The song concludes with a chuckling sound from Dylan that is reminiscent of the gutteral laugh in Elvis Presley’s Christmas classic “Santa Claus is Back in Town.”  This song is a prime example of the alteration in tone on this most recent Dylan release.  As the cover would suggest, love is a recurring topic that is approached with directness and a sense of humor that wasn’t evident on Modern Times.

For many reasons, Modern Times is a technically superior album — lyrically, instrumentally, and in terms of overall progression.  That being said, Together Through Life is perhaps the most accessible of Dylan’s post-millenium recordings.  The songs are short — most are in the 3-4 minute range — and the album only gets better as you listen, track after track.
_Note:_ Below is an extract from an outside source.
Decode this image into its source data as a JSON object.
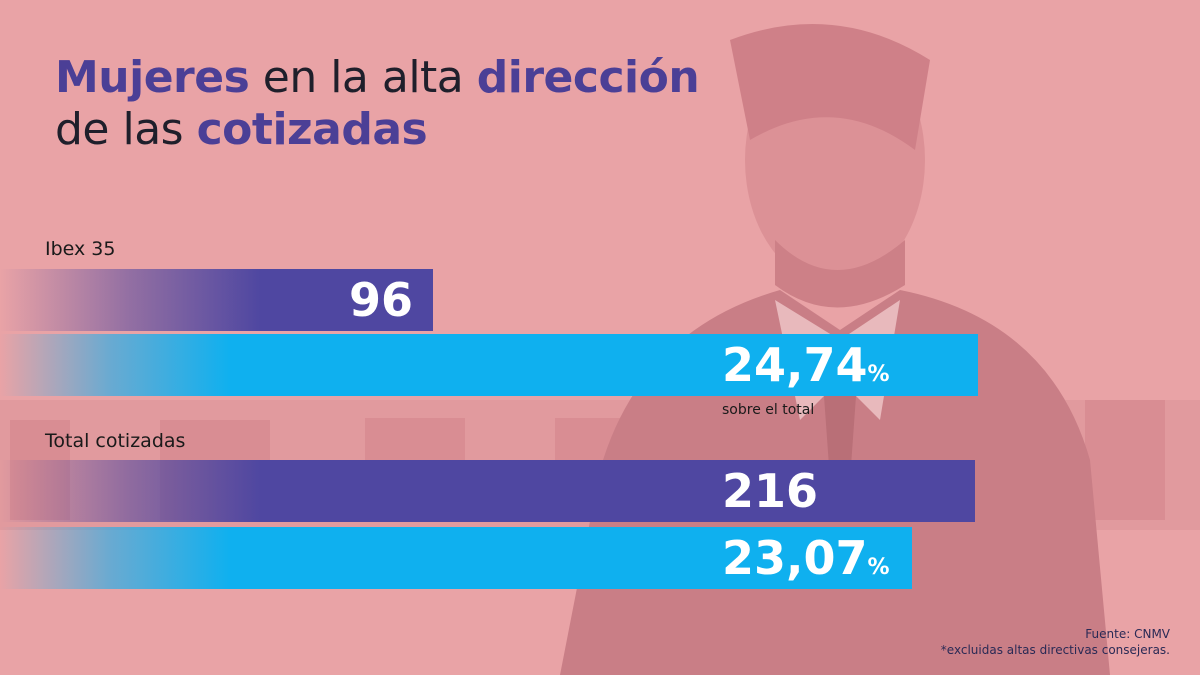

“Beyond Here Lies Nothin’,” the album starter, is a nice opening that lyrically toys with the listener, seeming at its face to be a song about a dedicated relationship.  Dylan sings, “As long as you stay with me, the whole world is my throne.”
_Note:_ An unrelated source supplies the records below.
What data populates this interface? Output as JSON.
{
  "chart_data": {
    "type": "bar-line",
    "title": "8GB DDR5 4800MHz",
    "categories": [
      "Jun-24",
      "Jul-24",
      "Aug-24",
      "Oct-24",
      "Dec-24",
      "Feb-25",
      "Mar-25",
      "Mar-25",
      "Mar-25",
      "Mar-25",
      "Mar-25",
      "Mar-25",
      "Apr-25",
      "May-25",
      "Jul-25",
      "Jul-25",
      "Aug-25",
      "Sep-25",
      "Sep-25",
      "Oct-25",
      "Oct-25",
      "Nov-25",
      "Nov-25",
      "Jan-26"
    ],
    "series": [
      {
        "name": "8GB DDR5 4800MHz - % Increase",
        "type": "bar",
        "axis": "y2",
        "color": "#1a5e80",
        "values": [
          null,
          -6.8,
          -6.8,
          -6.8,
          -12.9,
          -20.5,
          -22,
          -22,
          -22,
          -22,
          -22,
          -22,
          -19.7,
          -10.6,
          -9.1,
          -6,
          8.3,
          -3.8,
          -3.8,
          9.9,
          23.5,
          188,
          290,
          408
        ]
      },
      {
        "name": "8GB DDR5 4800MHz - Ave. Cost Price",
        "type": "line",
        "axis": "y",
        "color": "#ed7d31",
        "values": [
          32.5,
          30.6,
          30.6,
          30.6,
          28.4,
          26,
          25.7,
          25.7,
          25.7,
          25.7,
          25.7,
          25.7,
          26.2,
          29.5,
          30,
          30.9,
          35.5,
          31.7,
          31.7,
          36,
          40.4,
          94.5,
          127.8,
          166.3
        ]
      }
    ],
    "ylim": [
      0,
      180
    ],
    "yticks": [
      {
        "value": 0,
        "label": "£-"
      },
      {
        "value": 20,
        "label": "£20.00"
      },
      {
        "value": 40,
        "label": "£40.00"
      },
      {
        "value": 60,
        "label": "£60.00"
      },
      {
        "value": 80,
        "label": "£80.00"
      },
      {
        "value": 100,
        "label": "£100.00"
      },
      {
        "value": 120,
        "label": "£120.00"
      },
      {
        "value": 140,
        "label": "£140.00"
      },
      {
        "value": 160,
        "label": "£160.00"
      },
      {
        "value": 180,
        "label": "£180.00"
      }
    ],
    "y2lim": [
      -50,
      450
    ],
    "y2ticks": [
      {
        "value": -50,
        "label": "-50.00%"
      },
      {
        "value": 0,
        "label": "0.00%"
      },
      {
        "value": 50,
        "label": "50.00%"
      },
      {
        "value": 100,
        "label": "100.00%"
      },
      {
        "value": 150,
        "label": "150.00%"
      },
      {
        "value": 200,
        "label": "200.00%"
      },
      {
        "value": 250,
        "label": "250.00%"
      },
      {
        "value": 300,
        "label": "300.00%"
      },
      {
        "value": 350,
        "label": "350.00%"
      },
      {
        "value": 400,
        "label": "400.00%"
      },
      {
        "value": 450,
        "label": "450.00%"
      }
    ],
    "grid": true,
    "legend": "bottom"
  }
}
“Beyond here lies nothin’,” he continues, “Nothin’ we can call our own.”

By the end of the song, you are left to wonder whether the narrator is staying in his relationship for love — the kind of love that reduces all outside elements to “nothin'” — or because there is simply nowhere else, nowhere better, to go.

The true highlights come during the second half of the album (side B, for those of you who purchased the vinyl edition).

“Jolene” fits firmly into my long list of favorite songs with a girl’s first name for a title — BnL’s “Maybe Katie,” the Beach Boys’ “Wendy,” and Fountains of Wayne’s “Hey Julie” to name a few.

Likewise, “Shake Shake Mama” is perhaps the most rockin’ number on the album, although it is a fairly standard blues progression.

Finally, “I Feel a Change Comin’ On” is the best song on the album.  Lyrically, instrumentally, and compositionally (a middle AND a solo!), this song has a catchy chorus and comes as a bit of a surprise as the ninth and penultimate track.

“Life is Hard” and “It’s All Good” act as bookends of sorts to the album as a whole, the former setting the theme early on and the latter bringing it all to a conclusion.  As is typical of the album, Dylan plants his tongue at least lightly in his cheek and turns a cliched phrase into the perfect chorus.

At the end of the day, Together Through Life will not be remembered as one of his best albums.  In a sense, though, it was never intended to be.  It came on quickly, surprising even me when its existence was announced a month before its release in Rolling Stone.  Apparently, Dylan hit upon inspiration after co-writing “Life is Hard” with Grateful Dead lyricist Robert Hunter for the Olivier Dahan film My Own Love Song.

Dylan’s spacing between album releases has been 4-5 years for as long as I can recall, and this one came a mere three years after its predecessor.

While the time between releases is a unexpectedly brief and the fact that he collaborated on all but one song (“This Dream of You”) is surprising, it was perhaps not a shock that Hunter is the collaborator.  After all, Dylan and the Dead have a longstanding relationship and mutual respect.  Truly, according to Dylan, his tour with the Dead in the eighties revitalized his passion for performing at a time when he was losing that particular spark.

Now, like an all-star pitcher who is starting on fewer days’ rest than usual, Dylan’s performance on Together Through Life may not be epic, but it is still amazing.